Conforme a SSP informou, a mãe da vítima confirmou que Mariana realizou a coleta de óvulos na segunda-feira, 4, para um tratamento de fertilização. Após o procedimento, a mulher retornou para casa com fortes dores e precisou voltar à Clínica Invitro Reproduç?o Assistida, em seguida encaminhada ao Hospital e Maternidade Mogi-Mater, onde chegou com hemorragia aguda. A equipe médica realizou cirurgia, mas Mariana não resistiu.
O Hospital Mogi-Mater afirmou que a paciente chegou em estado crítico, foi encaminhada para a Unidade de Terapia Intensiva e recebeu todas as medidas cabíveis. Segundo a instituição, apesar dos esforços das equipes multiprofissionais, o quadro agravou-se e a paciente veio a óbito na manhã seguinte. A clínica onde ocorreu o procedimento informou que deve se manifestar pelas redes sociais.

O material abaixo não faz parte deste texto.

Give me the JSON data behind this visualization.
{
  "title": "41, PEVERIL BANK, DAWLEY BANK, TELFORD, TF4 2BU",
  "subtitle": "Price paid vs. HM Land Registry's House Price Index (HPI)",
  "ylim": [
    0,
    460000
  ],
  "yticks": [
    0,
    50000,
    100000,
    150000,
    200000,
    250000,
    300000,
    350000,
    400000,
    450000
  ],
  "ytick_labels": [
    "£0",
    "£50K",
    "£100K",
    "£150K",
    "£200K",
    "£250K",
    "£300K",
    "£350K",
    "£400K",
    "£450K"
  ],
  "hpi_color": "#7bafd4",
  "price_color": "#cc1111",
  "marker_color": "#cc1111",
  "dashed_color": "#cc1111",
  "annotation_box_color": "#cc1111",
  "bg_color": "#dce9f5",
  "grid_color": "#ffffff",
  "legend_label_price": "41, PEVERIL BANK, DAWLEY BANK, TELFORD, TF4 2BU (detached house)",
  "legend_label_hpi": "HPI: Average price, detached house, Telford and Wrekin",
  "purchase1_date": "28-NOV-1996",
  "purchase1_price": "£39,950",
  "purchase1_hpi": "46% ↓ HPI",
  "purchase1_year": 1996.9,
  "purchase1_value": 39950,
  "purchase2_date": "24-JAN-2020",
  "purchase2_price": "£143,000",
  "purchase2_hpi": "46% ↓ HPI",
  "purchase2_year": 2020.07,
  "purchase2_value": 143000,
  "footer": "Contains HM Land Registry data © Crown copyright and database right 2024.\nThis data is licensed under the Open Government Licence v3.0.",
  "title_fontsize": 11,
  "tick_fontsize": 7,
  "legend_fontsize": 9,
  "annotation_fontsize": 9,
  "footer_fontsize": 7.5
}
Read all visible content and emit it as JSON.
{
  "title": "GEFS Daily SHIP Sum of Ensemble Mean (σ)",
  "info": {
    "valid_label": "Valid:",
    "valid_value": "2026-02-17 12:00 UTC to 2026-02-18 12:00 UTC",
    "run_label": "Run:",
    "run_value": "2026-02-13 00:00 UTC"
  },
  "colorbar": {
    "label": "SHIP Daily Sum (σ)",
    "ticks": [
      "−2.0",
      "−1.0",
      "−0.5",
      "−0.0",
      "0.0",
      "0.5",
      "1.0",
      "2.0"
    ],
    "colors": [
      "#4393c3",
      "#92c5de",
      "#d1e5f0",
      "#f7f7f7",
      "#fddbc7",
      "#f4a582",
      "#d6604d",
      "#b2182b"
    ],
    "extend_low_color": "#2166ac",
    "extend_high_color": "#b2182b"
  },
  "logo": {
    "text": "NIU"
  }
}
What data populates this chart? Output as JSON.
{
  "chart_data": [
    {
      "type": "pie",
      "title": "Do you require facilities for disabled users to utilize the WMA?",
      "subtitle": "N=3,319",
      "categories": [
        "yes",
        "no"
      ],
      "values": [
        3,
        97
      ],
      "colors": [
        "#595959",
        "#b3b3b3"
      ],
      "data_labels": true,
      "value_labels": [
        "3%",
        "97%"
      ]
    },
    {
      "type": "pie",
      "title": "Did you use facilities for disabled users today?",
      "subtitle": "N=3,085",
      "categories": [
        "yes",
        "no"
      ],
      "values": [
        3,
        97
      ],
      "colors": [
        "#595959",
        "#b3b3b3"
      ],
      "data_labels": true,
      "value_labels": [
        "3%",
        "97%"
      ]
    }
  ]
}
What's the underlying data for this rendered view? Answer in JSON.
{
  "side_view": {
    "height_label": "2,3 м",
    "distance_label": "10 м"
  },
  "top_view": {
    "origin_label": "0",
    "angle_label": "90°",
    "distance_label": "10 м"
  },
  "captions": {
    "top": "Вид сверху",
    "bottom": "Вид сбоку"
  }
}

Exames solicitados ao Instituto de Criminalística e ao Instituto Médico Legal estão sendo realizados, e o caso foi registrado como morte suspeita no 1º DP de Mogi das Cruzes. A polícia acompanha diligências para esclarecer o que houve durante o atendimento e o procedimento de fertilização.
A Justiça do Rio Grande do Sul divulgou o pesar pela perda da juíza Mariana Ferreira, com especiais agradecimentos aos familiares. A prefeitura de Sapiranga decretou luto oficial de três dias em sinal de solidariedade à família e aos colegas do Judiciário. O caso reacende o debate sobre segurança e normas em procedimentos de fertilização realizados fora do estado de origem da paciente.